California Court Reinforces Judicial Oversight in Derivative Litigation Settlements
July 24, 2025

In Norman v. Strateman, the California Court of Appeal ruled that a settlement resolving derivative claims among all shareholders of a closely held corporation was unenforceable because it lacked formal judicial approval.
Writing on Sheppard Mullin’s Corporate and Securities Law Blog, Joshua Hess says the decision affirms that procedural safeguards in derivative litigation must be followed regardless of whether all shareholders are involved in the case.
The ruling underscores the judiciary’s role in ensuring that corporate interests are properly protected, even in closely held companies.
The dispute arose from a failed cryptocurrency start-up jointly owned by three founders, who were also the only shareholders.

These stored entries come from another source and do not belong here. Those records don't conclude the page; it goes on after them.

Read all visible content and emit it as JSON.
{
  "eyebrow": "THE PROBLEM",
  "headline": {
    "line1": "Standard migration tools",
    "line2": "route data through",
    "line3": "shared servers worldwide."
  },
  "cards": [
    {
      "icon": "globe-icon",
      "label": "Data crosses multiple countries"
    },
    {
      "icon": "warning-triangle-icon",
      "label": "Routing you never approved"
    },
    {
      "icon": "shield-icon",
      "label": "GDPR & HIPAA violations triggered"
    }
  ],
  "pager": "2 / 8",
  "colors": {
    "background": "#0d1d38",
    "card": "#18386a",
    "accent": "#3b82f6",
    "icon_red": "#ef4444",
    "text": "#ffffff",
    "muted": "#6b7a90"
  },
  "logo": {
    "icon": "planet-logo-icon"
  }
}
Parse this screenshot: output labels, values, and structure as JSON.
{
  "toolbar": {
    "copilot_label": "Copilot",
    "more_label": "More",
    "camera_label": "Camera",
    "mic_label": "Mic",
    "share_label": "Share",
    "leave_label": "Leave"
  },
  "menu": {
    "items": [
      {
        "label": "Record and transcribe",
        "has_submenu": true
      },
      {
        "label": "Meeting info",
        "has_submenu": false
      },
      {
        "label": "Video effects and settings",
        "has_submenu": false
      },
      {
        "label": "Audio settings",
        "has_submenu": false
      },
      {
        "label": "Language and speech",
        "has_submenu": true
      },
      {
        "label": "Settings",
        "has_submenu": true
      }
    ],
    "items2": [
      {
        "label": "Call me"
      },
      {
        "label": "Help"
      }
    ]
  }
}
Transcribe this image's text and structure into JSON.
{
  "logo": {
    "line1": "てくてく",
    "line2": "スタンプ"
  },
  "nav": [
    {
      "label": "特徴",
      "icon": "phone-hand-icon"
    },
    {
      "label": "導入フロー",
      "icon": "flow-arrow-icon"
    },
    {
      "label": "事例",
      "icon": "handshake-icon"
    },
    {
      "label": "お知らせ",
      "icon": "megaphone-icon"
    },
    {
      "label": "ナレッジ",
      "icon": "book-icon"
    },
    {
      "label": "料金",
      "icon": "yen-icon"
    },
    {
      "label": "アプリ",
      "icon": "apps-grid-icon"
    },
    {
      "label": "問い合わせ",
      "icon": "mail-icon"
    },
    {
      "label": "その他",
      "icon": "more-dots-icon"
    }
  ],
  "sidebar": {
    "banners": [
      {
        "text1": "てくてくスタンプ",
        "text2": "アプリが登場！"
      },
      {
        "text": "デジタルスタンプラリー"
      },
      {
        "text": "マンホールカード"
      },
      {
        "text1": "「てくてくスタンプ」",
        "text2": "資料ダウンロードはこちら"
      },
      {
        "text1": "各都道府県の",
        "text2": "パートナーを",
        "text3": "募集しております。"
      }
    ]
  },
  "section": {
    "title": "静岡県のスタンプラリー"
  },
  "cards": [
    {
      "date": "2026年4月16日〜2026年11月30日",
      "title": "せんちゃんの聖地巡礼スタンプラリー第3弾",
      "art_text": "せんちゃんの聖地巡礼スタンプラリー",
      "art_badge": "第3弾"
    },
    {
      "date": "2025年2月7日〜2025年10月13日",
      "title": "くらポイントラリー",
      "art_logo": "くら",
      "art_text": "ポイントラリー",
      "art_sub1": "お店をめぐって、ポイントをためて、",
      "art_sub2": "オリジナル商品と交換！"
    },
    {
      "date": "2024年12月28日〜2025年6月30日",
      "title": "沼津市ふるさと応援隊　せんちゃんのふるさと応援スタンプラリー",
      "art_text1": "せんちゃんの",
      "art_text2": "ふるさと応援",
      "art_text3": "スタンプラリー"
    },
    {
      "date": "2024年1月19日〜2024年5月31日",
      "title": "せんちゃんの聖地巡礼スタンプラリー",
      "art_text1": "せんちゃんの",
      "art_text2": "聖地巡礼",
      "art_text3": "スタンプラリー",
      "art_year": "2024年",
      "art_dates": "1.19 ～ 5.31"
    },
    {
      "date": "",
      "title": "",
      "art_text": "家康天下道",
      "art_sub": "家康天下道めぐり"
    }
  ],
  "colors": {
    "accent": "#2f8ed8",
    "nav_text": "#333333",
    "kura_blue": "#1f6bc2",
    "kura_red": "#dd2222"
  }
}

Following the company’s collapse, the CEO filed derivative claims alleging that other founders improperly shut down the business and excluded him from operations.
One founder countersued, also derivatively, claiming the CEO misused company funds.
During the trial, the parties settled for court-supervised talks and entered their terms into the record. They asked that the court retain jurisdiction to resolve future disputes.
Almost a year later, the CEO moved to invalidate the settlement, arguing that it required court approval because the claims were derivative. The trial court rejected this argument, noting all shareholders had agreed to the terms.
However, the appellate court reversed, holding that because some claims belonged to the corporation, judicial oversight was necessary.
Citing precedent, the court analogized derivative settlement review to class action procedures, requiring the trial court to assess the fairness, adequacy, and representation of the settlement.
The author writes that Norman presents “a number of cautions to counsel and parties in intra-company disputes.” They need to consider whether intra-company claims are derivative or direct and proceed accordingly. In derivative claims, even in litigation involving closely held companies, judicial approval of settlements must be sought.
Additionally, the California Court of Appeal raises practical issues about whether a company is adequately represented in derivative litigation if it does not have separate counsel.